Oluyede Lindsay, Cochran Abigail L, Wolfe Mary, Prunkl Lauren, McDonald Noreen
Department of City and Regional Planning, New East Building, CB# 3140, 223 E Cameron Ave, Chapel Hill, NC 27599-3140, USA.
UNC Center for Health Equity Research, 323 MacNider Hall, 333 South Columbia Street, Chapel Hill, NC 27599-7240, USA.
Transp Res Part A Policy Pract. 2022 May;159:157-168. doi: 10.1016/j.tra.2022.03.010. Epub 2022 Mar 7.
Prior to the COVID-19 pandemic, transportation barriers prevented millions of Americans from accessing needed medical care. Then the pandemic disrupted medical and transportation systems across the globe. This research explored ways the COVID-19 pandemic changed how people experienced transportation barriers to accessing health care. We conducted in-depth interviews with social workers, nurses, and other care coordinators in North Carolina to identify barriers to traveling for medical care during the pandemic and explore innovative solutions employed to address these barriers. Analyzing these interviews using a flexible coding approach, we found that the pandemic exacerbated existing transportation barriers and created new barriers. Yet, simultaneously, temporary policy responses expanded the utilization of telehealth. The interviews identified specific advantages of expanded telehealth, including increasing access to mental health services in rural areas, reducing COVID-19 exposure for high-risk patients, and offering continuity of care for COVID-19 patients with other health conditions. While telehealth cannot address all medical needs, such as emergency or cancer care, it may be well-suited for preliminary screenings and follow-up visits. The findings provide insights on how post-pandemic telehealth policy changes can benefit individuals facing transportation barriers to accessing health care and support more accommodating and convenient health care for patients and their families.
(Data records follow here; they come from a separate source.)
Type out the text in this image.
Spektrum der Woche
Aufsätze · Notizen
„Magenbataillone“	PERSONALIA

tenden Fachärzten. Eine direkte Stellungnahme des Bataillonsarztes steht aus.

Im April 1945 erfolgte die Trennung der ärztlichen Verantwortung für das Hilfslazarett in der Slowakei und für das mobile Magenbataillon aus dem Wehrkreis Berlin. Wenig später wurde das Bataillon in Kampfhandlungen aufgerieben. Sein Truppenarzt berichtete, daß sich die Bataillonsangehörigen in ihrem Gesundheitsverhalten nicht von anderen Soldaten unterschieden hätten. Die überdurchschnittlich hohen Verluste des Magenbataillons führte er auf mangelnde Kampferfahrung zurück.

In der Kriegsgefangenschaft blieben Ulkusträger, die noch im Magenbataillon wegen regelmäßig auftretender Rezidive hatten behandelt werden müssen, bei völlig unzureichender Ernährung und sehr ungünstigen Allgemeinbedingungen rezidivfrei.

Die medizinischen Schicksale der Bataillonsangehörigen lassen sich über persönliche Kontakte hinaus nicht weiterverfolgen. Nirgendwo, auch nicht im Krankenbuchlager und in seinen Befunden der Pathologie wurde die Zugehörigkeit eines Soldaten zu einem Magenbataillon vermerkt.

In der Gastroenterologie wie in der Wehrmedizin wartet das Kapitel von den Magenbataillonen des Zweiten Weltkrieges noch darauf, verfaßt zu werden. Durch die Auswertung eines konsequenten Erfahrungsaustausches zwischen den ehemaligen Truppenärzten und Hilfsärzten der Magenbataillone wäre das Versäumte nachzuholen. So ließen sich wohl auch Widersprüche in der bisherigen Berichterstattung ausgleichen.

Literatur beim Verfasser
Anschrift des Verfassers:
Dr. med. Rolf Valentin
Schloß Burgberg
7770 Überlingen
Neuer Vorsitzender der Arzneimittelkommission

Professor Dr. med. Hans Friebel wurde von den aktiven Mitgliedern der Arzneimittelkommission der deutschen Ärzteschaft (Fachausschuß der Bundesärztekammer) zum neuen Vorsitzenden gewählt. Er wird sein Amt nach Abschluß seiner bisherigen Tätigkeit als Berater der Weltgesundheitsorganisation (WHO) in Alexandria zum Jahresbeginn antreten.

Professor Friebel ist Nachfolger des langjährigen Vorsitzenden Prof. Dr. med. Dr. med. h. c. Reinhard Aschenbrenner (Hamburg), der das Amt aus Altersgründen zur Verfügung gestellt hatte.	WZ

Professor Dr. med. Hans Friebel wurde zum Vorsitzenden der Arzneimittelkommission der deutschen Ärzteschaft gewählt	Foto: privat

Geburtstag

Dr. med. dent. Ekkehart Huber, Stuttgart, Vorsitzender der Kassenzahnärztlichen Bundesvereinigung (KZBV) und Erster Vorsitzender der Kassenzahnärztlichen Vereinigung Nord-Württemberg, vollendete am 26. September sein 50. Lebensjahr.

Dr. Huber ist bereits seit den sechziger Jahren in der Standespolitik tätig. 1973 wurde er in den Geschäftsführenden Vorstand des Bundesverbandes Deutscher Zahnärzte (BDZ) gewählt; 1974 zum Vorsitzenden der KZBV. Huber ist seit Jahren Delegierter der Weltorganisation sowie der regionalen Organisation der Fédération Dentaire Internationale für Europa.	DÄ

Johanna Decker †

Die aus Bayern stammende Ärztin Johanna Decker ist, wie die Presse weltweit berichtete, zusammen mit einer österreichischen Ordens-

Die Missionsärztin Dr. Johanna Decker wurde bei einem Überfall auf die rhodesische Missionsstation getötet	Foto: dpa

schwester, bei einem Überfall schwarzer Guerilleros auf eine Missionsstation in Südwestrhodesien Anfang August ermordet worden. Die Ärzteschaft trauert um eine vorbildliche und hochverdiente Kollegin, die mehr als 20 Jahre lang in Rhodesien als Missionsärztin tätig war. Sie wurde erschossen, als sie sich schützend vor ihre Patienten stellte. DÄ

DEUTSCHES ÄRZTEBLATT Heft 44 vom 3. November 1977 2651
在新冠疫情大流行之前,交通障碍使数百万美国人无法获得所需的医疗护理。随后,这场大流行扰乱了全球的医疗和交通系统。这项研究探讨了新冠疫情大流行如何改变人们在获取医疗保健方面所经历的交通障碍。我们对北卡罗来纳州的社会工作者、护士和其他护理协调员进行了深入访谈,以确定大流行期间就医出行的障碍,并探索为解决这些障碍而采用的创新解决方案。通过采用灵活的编码方法分析这些访谈,我们发现大流行加剧了现有的交通障碍并产生了新的障碍。然而,与此同时,临时政策应对措施扩大了远程医疗的使用。访谈确定了扩大远程医疗的具体优势,包括增加农村地区心理健康服务的可及性、减少高危患者接触新冠病毒的机会,以及为患有其他健康状况的新冠患者提供持续护理。虽然远程医疗无法满足所有医疗需求,如急诊或癌症护理,但它可能非常适合初步筛查和随访就诊。这些研究结果为大流行后远程医疗政策变化如何使面临交通障碍而无法获得医疗保健的个人受益,以及如何为患者及其家人提供更便捷、更方便的医疗保健提供了见解。